A day after he was convicted of evading taxes, Ed Brown of Plainfield, N.H., said he has no animosity toward the police who he said forced him to retreat inside his fortresslike home. But Brown also said he is nowhere near ready to surrender and warned that police who uphold unconstitutional laws may force the country into revolt.

“I see this country going to guerrilla warfare. Total war,” the 64-year-old Brown said Friday during a phone interview with the Sun Journal. Brown called the newspaper asking to speak with a reporter, noting he had received supportive mail from some of its readers who have been following his case.

“All I’m here to do is to get everyone to obey the law. I’m only here to help. This is the last choice we’re going to give everybody,” Brown said.

On Thursday, a jury found Brown and his wife, Elaine, guilty of plotting to hide $1.9 million in income from 1996 to 2003 to avoid taxes. Prosecutors have said most of the money involved came from Elaine Brown’s career as a dentist. Ed Brown was a consultant in the extermination business.

Ed Brown has spent most of the trial barricaded inside his hilltop home, armed and with declarations that he will defend his 110-acre property – to the death – if necessary.

“Isn’t that what everyone should do?” he said without a pause.

Plainfield is a town of about 400 located about 10 miles south of Lebanon, N.H., near the Vermont border.

Elaine Brown was said to be staying with a relative in Massachusetts.

In his view, the government’s attempt to extract income taxes is against the law. And Ed Brown said he does not want to disobey the law.

“We have offered to pay those income taxes every year for 12 years,” he said. “They just don’t want to give us the law that says we have to pay them.”

Brown was calm but spirited, as he talked about his years of work with anti-government groups who want to raise awareness about what they say is the unconstitutionality of the income tax system.

He stopped attending his trial last week. When he was convicted Thursday, he said he was not surprised. By Friday, although no police had shown up to arrest him, Brown acknowledged that it could happen at any time. A warrant has been issued charging him with failure to appear in U.S. District Court in Concord.

And although he was prepared to defend himself, he insists he has no hostility toward the police. His brother-in-law was a cop in Los Angeles for 20 years, Brown said. Most of his best friends were state troopers.

“They were my friends. I would have died for these guys,” he said. “No more.”

On May 24, 2006, it was the police who arrested and booked the Browns. It was the beginning of the end for a man who has always believed the laws of the nation to be unconstitutional.

“What they did to me and my wife that day, I cried,” he said. “It’s like my brother came into my house, raped my wife and children, stole all my money and left. That’s what I feel like. I feel real dirty.”

Throughout the last part of the trial, Brown has communicated with police mostly through U.S. Marshal Gary DiMartino. Brown said he feels sorry for DiMartino because the marshal is being forced to uphold unconstitutional laws.

“He’s caught in the middle,” Brown said. “He’s got his job to do, I’ve got mine.
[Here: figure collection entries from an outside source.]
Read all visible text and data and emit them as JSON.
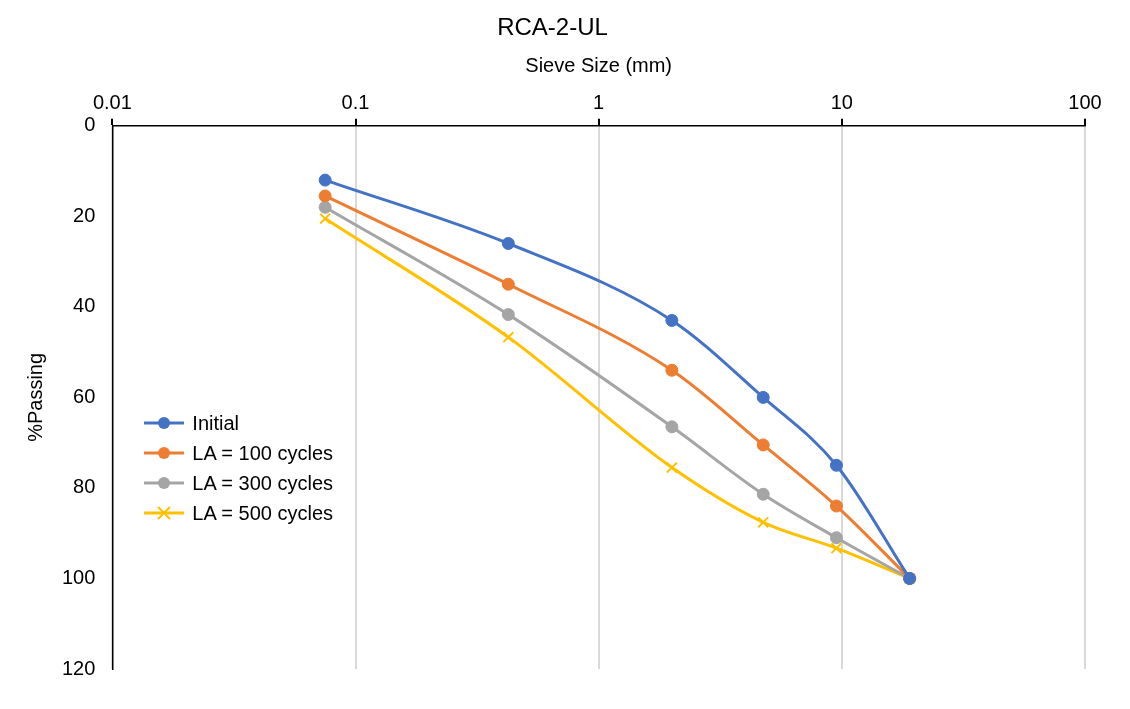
{
  "chart_data": {
    "type": "line",
    "title": "RCA-2-UL",
    "xlabel": "Sieve Size (mm)",
    "ylabel": "%Passing",
    "x": [
      0.075,
      0.425,
      2,
      4.75,
      9.5,
      19
    ],
    "series": [
      {
        "name": "Initial",
        "color": "#4472c4",
        "marker": "circle",
        "values": [
          12,
          26,
          43,
          60,
          75,
          100
        ]
      },
      {
        "name": "LA = 100 cycles",
        "color": "#ed7d31",
        "marker": "circle",
        "values": [
          15.5,
          35,
          54,
          70.5,
          84,
          100
        ]
      },
      {
        "name": "LA = 300 cycles",
        "color": "#a5a5a5",
        "marker": "circle",
        "values": [
          18,
          41.7,
          66.5,
          81.4,
          91,
          100
        ]
      },
      {
        "name": "LA = 500 cycles",
        "color": "#ffc000",
        "marker": "cross",
        "values": [
          20.5,
          46.7,
          75.5,
          87.6,
          93.3,
          100
        ]
      }
    ],
    "log": "x",
    "xlim": [
      0.01,
      100
    ],
    "xticks": [
      0.01,
      0.1,
      1,
      10,
      100
    ],
    "ylim": [
      120,
      0
    ],
    "yticks": [
      0,
      20,
      40,
      60,
      80,
      100,
      120
    ],
    "grid": "x",
    "legend": "left",
    "line_style": "solid"
  }
}
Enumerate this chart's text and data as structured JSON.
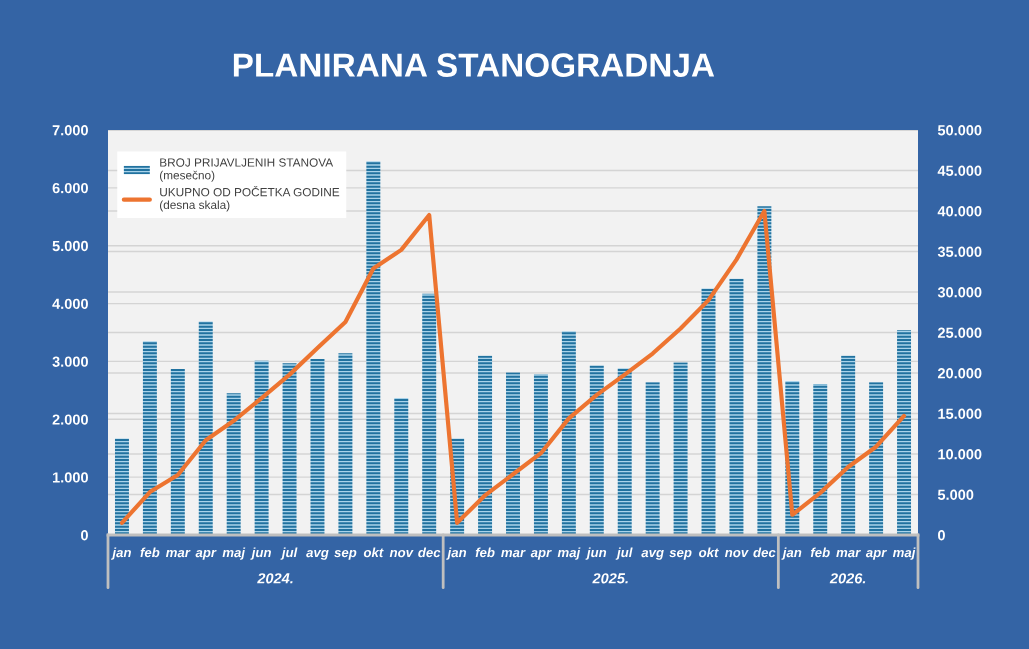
{
  "chart_data": {
    "type": "bar",
    "title": "PLANIRANA STANOGRADNJA",
    "categories": [
      "jan",
      "feb",
      "mar",
      "apr",
      "maj",
      "jun",
      "jul",
      "avg",
      "sep",
      "okt",
      "nov",
      "dec",
      "jan",
      "feb",
      "mar",
      "apr",
      "maj",
      "jun",
      "jul",
      "avg",
      "sep",
      "okt",
      "nov",
      "dec",
      "jan",
      "feb",
      "mar",
      "apr",
      "maj"
    ],
    "series": [
      {
        "name": "BROJ PRIJAVLJENIH STANOVA\n(mesečno)",
        "color": "#21729f",
        "values": [
          1670,
          3350,
          2870,
          3690,
          2450,
          3010,
          2970,
          3040,
          3140,
          6460,
          2370,
          4170,
          1670,
          3100,
          2810,
          2780,
          3520,
          2930,
          2880,
          2640,
          2980,
          4260,
          4430,
          5680,
          2660,
          2610,
          3100,
          2640,
          3540
        ]
      },
      {
        "name": "UKUPNO OD POČETKA GODINE\n(desna skala)",
        "type": "line",
        "axis": "y2",
        "color": "#ed7430",
        "values": [
          1500,
          5300,
          7400,
          11700,
          14100,
          16900,
          19800,
          23100,
          26300,
          32900,
          35200,
          39500,
          1500,
          4900,
          7500,
          10100,
          14400,
          17300,
          19800,
          22400,
          25500,
          29000,
          34000,
          40000,
          2500,
          5200,
          8400,
          10900,
          14700
        ]
      }
    ],
    "ylim": [
      0,
      7000
    ],
    "yticks": [
      0,
      {
        "value": 1000,
        "label": "1.000"
      },
      {
        "value": 2000,
        "label": "2.000"
      },
      {
        "value": 3000,
        "label": "3.000"
      },
      {
        "value": 4000,
        "label": "4.000"
      },
      {
        "value": 5000,
        "label": "5.000"
      },
      {
        "value": 6000,
        "label": "6.000"
      },
      {
        "value": 7000,
        "label": "7.000"
      }
    ],
    "y2lim": [
      0,
      50000
    ],
    "y2ticks": [
      0,
      {
        "value": 5000,
        "label": "5.000"
      },
      {
        "value": 10000,
        "label": "10.000"
      },
      {
        "value": 15000,
        "label": "15.000"
      },
      {
        "value": 20000,
        "label": "20.000"
      },
      {
        "value": 25000,
        "label": "25.000"
      },
      {
        "value": 30000,
        "label": "30.000"
      },
      {
        "value": 35000,
        "label": "35.000"
      },
      {
        "value": 40000,
        "label": "40.000"
      },
      {
        "value": 45000,
        "label": "45.000"
      },
      {
        "value": 50000,
        "label": "50.000"
      }
    ],
    "annotations": [
      "2024.",
      "2025.",
      "2026."
    ],
    "grid": true,
    "legend": "top left",
    "line_style": "solid"
  }
}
My job is to save the nation. His job is to help the other side destroy it… Frankly, I’d like to see this thing go away so we could go fishing or maybe play some golf.”

Over past decades, Brown has claimed membership in several groups, including the Constitution Rangers of the Continental Congress of 1777, the Constitution Defense Militia and the UnAmerican Activities Investigations Commission.
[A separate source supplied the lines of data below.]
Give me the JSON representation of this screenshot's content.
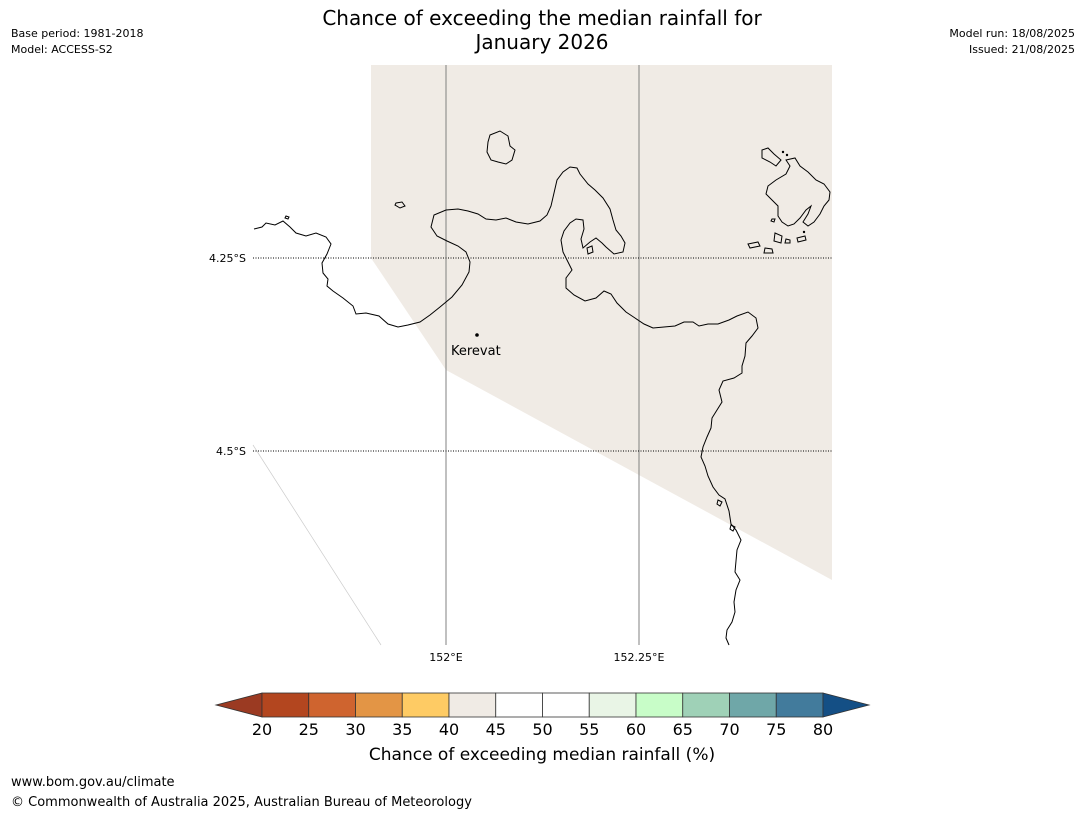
{
  "title": {
    "line1": "Chance of exceeding the median rainfall for",
    "line2": "January 2026"
  },
  "meta_left": {
    "base_period": "Base period: 1981-2018",
    "model": "Model: ACCESS-S2"
  },
  "meta_right": {
    "model_run": "Model run: 18/08/2025",
    "issued": "Issued: 21/08/2025"
  },
  "map": {
    "lat_labels": [
      "4.25°S",
      "4.5°S"
    ],
    "lon_labels": [
      "152°E",
      "152.25°E"
    ],
    "town": {
      "name": "Kerevat"
    },
    "fill_color": "#f0ebe5",
    "coast_color": "#000000"
  },
  "colorbar": {
    "label": "Chance of exceeding median rainfall (%)",
    "ticks": [
      "20",
      "25",
      "30",
      "35",
      "40",
      "45",
      "50",
      "55",
      "60",
      "65",
      "70",
      "75",
      "80"
    ],
    "under_color": "#9b3a22",
    "over_color": "#144f85",
    "colors": [
      "#b3461f",
      "#cf642f",
      "#e39545",
      "#fecb64",
      "#f0ebe5",
      "#ffffff",
      "#ffffff",
      "#e9f5e6",
      "#c8fdc8",
      "#9fd1b7",
      "#6fa7a8",
      "#427b9c"
    ]
  },
  "footer": {
    "url": "www.bom.gov.au/climate",
    "copyright": "© Commonwealth of Australia 2025, Australian Bureau of Meteorology"
  }
}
The U.S. Marshals Service so far has insisted they do not plan to escalate the standoff with Ed Brown. But even before his case became national and international news, Brown has said the use of police force to uphold irrelevant laws is forcing the country to a state of chaos. Some will revolt. Others will leave. Brown said he and other militia members, who have formed Project Exodus, will be among them.

“If they don’t run the country properly, the way it’s supposed to be run, then millions of us are leaving…. You want to be slaves? You go right ahead. We’ve got some other countries interested in us. They like our ideas.”

To the police of the nation, he said: “I know you just want to work for your retirement, but pay attention to what’s going on around you. You point your guns, you crash through their houses, you scare people to death … The whole world is waking up. We know who the enemy is.”

Brown spoke to the Sun Journal for more than 10 minutes Friday afternoon. His telephone beeped regularly during the conversation as others tried to call. He said he was aware that his standoff with police and the government was becoming bigger news by the minute.

But, he said: “I don’t care about my case. I’m not interested in my case, only the truth.”

Brown said he was told that groups of supporters were staying on the property around his home. But for a week, Brown has not left his cement-walled house with a watchtower that offers 360-degree views of the area around him. The home is equipped to generate electricity through solar panels and batteries if cut off from the main grid.

Brown said he was comfortable, calm and content.

“I could stay here for a hundred years.”